Other interviews include Mike Tyson, Angelina Jolie, Christian Bale, Colin Farrell, John Cleese, Eva Longoria, Drew Barrymore, Ashton Kutcher, Jack Black, LeBron James, Mark Cuban, Sumner Redstone, Eike Batista, Prince Albert of Monaco, politicians and Fortune 500 CEOs.

Three months after the 2004 Indian Ocean earthquake and tsunami, Field visited Sri Lanka to host a documentary on relief and reconstruction efforts. She volunteered with the American Red Cross and other organizations in Louisiana in 2006 in response to Hurricane Katrina.

Field holds an MBA from Pepperdine University's Graziadio School of Business and Management focused in Global Business.
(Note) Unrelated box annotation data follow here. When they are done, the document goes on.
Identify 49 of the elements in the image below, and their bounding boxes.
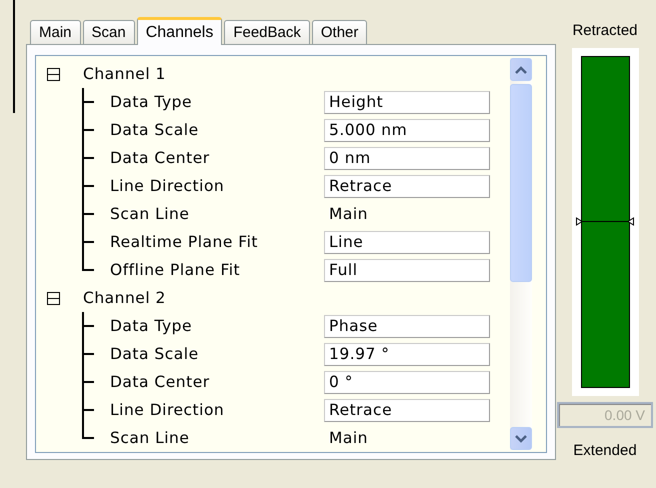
value-field[interactable]: Full: [324, 258, 490, 282]
value-field[interactable]: Line: [324, 230, 490, 254]
collapse-icon[interactable]: [47, 292, 60, 304]
extended-label: Extended: [573, 442, 637, 459]
property-label: Realtime Plane Fit: [110, 233, 259, 251]
value-field[interactable]: Retrace: [324, 174, 490, 198]
tab[interactable]: FeedBack: [224, 20, 310, 44]
scrollbar[interactable]: [510, 58, 532, 450]
tab[interactable]: Main: [30, 20, 81, 44]
scroll-thumb[interactable]: [510, 84, 532, 282]
property-label: Data Scale: [110, 121, 200, 139]
tree-connector-icon: [82, 144, 94, 172]
property-label: Data Type: [110, 93, 194, 111]
value-field[interactable]: 19.97 °: [324, 342, 490, 366]
tree-connector-icon: [82, 88, 94, 116]
chevron-up-icon: [515, 66, 527, 74]
tab[interactable]: Channels: [136, 17, 222, 45]
value-field[interactable]: 5.000 nm: [324, 118, 490, 142]
tab[interactable]: Other: [312, 20, 368, 44]
collapse-icon[interactable]: [47, 68, 60, 80]
value-field[interactable]: 0 °: [324, 370, 490, 394]
tree-connector-icon: [82, 368, 94, 396]
chevron-down-icon: [515, 434, 527, 442]
value-text: Main: [328, 205, 368, 223]
property-label: Offline Plane Fit: [110, 261, 242, 279]
property-label: Data Center: [110, 149, 211, 167]
value-text: Main: [328, 429, 368, 447]
property-label: Data Type: [110, 317, 194, 335]
property-label: Line Direction: [110, 401, 226, 419]
property-label: Line Direction: [110, 177, 226, 195]
tab[interactable]: Scan: [82, 20, 135, 44]
scroll-down-button[interactable]: [510, 427, 532, 450]
tree-connector-icon: [82, 340, 94, 368]
value-field[interactable]: 0 nm: [324, 146, 490, 170]
property-label: Data Center: [110, 373, 211, 391]
tree-connector-icon: [82, 312, 94, 340]
retracted-label: Retracted: [572, 22, 638, 39]
group-label[interactable]: Channel 2: [83, 289, 166, 307]
value-field[interactable]: Height: [324, 90, 490, 114]
property-label: Data Scale: [110, 345, 200, 363]
value-field[interactable]: Retrace: [324, 398, 490, 422]
group-label[interactable]: Channel 1: [83, 65, 166, 83]
property-label: Scan Line: [110, 429, 190, 447]
tree-connector-icon: [82, 200, 94, 228]
tree-connector-icon: [82, 116, 94, 144]
tree-connector-icon: [82, 172, 94, 200]
scroll-up-button[interactable]: [510, 58, 532, 81]
value-field[interactable]: Phase: [324, 314, 490, 338]
property-label: Scan Line: [110, 205, 190, 223]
She earned a qualification in Global Business Enterprise from the University of Oxford in 2016. She was awarded the Associated Press Television & Radio Association scholarship for excellence in 2007.

Field is editorial lead for Forbes Women in Australia, overseeing content and contributors. She earned a qualification from MIT in The Business Implications of Artificial Intelligence in 2018 and studied the Philosophical Foundations of Artificial Intelligence at Stanford in 2019. In 2023 she completed doctoral coursework in Global Leadership and Change, researching the intersection of AI, company culture and leadership. She also serves as an adjunct Professor of Entrepreneurship at Pepperdine University's Graziadio Business School.